RAG and the MongoDB Document Model: Ben Flast

1.6K views · Feb 08, 2025 · 13:12 min · Watch on YouTube ↗

Takeaway

Co-locate embeddings and business data in MongoDB documents so RAG can blend transactional context with vector search via one query language.

Summary

Ben Flast (MongoDB) pitches Atlas Vector Search as a RAG store that lets you put HNSW vector indexes directly on existing JSON/BSON documents — no separate vector DB needed.
Document model is a superset of tabular/key-value/geospatial/graph data; embeddings live as a field alongside business data, allowing combined transactional + semantic queries.
Vector search supports up to 4,096-dimensional vectors; configured via index definition with type, path, dimensions, similarity function; queried via $vectorSearch aggregation stage with numCandidates (HNSW entry points) and limit + optional pre-filter.
'Search Nodes' decouple scaling — vector indexes can run on separate nodes from the transactional primary+secondary topology, tuning compute independently.
Integrations into LangChain, LlamaIndex, Microsoft Semantic Kernel, AWS Bedrock, Haystack (includes chat-message-history, semantic caching, vector stores) — pitching combined RAG over vectors + business data.

ragmongodbvector-search

Original description

In this talk, we will explore the cutting-edge techniques for Retrieval Augmented Generation with MongoDB. We will focus on leveraging Vector Search, specifically Atlas Vector Search, over MongoDB data to improve information retrieval and generation processes.

We will show how to build a RAG system using a Parent Child Retrieval Strategy to enable more efficient and accurate retrieval of relevant information. Additionally, we will show how all of this can be done within the MongoDB document model rather than relying on implementing these relationships in the application layer. And finally, we will introduce the concept of Search Nodes which enable you to serve vector search workloads at scale.

This talk is aimed at developers, ML engineers, and data scientists interested in building AI powered experiences with RAG. By the end of the session, attendees will have a solid understanding of how Retrieval Augmented Generation, Vector Search, and MongoDB can be leveraged to build innovative and scalable AI-powered applications.

Recorded live in San Francisco at the AI Engineer World's Fair.

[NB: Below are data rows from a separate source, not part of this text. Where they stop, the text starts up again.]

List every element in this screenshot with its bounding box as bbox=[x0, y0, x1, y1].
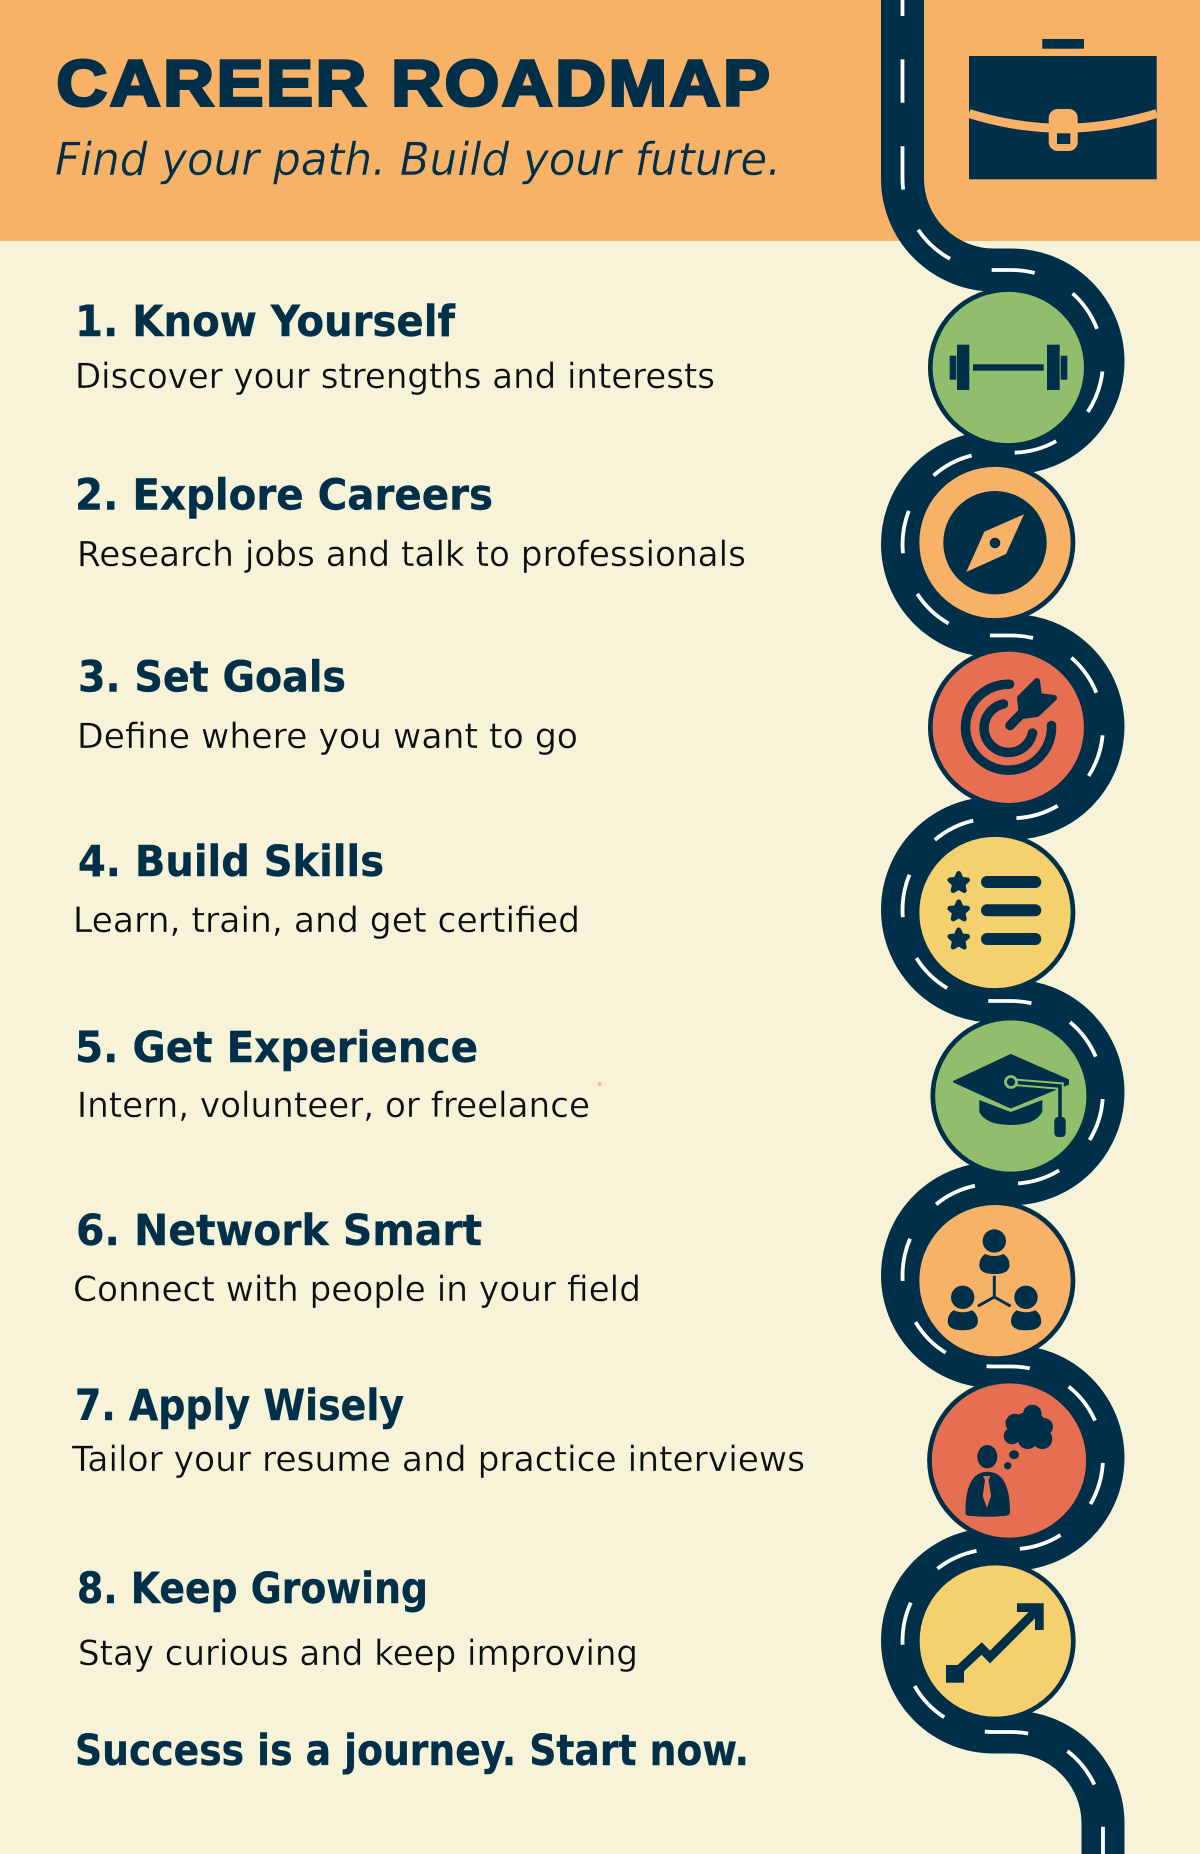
icon circle 1: dumbbell bbox=[930, 290, 1086, 446]
step 2 text: 2. Explore Careers bbox=[75, 470, 493, 520]
step 2 text bbox=[75, 470, 746, 575]
icon circle 4: star checklist bbox=[917, 834, 1073, 990]
step 3 text: Define where you want to go bbox=[77, 717, 578, 757]
step 6 text: 6. Network Smart bbox=[76, 1206, 482, 1256]
step 8 text bbox=[77, 1564, 638, 1674]
winding road bbox=[902, 0, 1103, 1854]
step 4 text: Learn, train, and get certified bbox=[73, 901, 580, 941]
step 6 text bbox=[73, 1206, 641, 1310]
closing line: Success is a journey. Start now. bbox=[75, 1726, 749, 1776]
step 8 text: Stay curious and keep improving bbox=[78, 1634, 638, 1674]
step 1 text: 1. Know Yourself bbox=[75, 297, 456, 347]
icon circle 2: compass bbox=[917, 464, 1073, 620]
subtitle: Find your path. Build your future. bbox=[55, 133, 781, 186]
step 2 text: Research jobs and talk to professionals bbox=[77, 535, 746, 575]
icon circle 3: target bbox=[930, 649, 1086, 805]
title: CAREER ROADMAP bbox=[56, 48, 773, 120]
step 5 text: 5. Get Experience bbox=[75, 1023, 478, 1073]
step 1 text bbox=[75, 297, 715, 397]
step 7 text: 7. Apply Wisely bbox=[75, 1381, 404, 1431]
step 1 text: Discover your strengths and interests bbox=[75, 357, 715, 397]
header band bbox=[0, 0, 1200, 241]
step 5 text: Intern, volunteer, or freelance bbox=[77, 1086, 590, 1126]
icon circle 8: growth arrow bbox=[917, 1563, 1073, 1719]
icon: briefcase bbox=[969, 39, 1157, 179]
icon circle 6: network of people bbox=[917, 1203, 1073, 1359]
step 4 text bbox=[73, 837, 580, 941]
step 3 text bbox=[77, 652, 578, 757]
icon circle 7: person thinking bbox=[930, 1381, 1088, 1540]
step 5 text bbox=[75, 1023, 590, 1126]
step 8 text: 8. Keep Growing bbox=[77, 1564, 428, 1614]
step 4 text: 4. Build Skills bbox=[78, 837, 384, 887]
step 7 text: Tailor your resume and practice interviews bbox=[71, 1440, 805, 1480]
step 3 text: 3. Set Goals bbox=[78, 652, 346, 702]
icon circle 5: graduation cap bbox=[933, 1018, 1089, 1174]
step 7 text bbox=[71, 1381, 805, 1480]
step 6 text: Connect with people in your field bbox=[73, 1270, 641, 1310]
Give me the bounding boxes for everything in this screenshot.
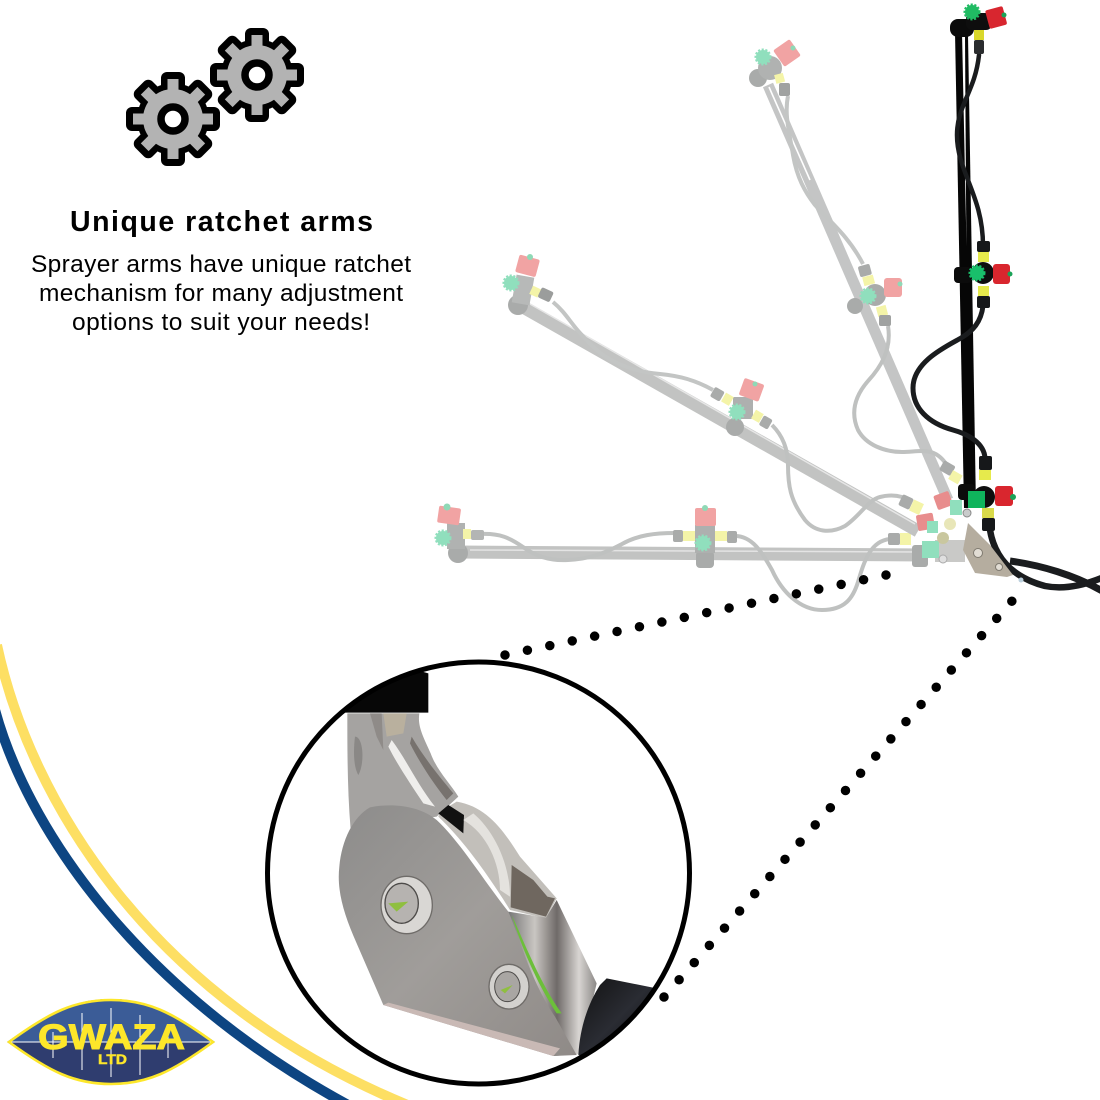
- large rivet: [381, 876, 432, 934]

See the full schedule of talks at https://www.ai.engineer/worldsfair/2024/schedule & join us at the AI Engineer World's Fair in 2025! Get your tickets today at https://ai.engineer/2025

About Ben
Ben Flast is a Director of Product at MongoDB focused on Search, Vector Search, and various AI Integrations. He’s been at MongoDB for the past 5 years and is excited about the new wave of real-time AI powered applications that are emerging. With a deep interest in Large Language Models, Embedding Models, and agentic experiences, Ben loves to stay on the pulse of new and emerging AI capabilities.

When not immersed in the world of AI, Ben enjoys hitting the slopes skiing, playing strategy games, and a bit of city gardening. He’s based in Brooklyn, New York, and is very excited about the number of AI startups popping up in the city.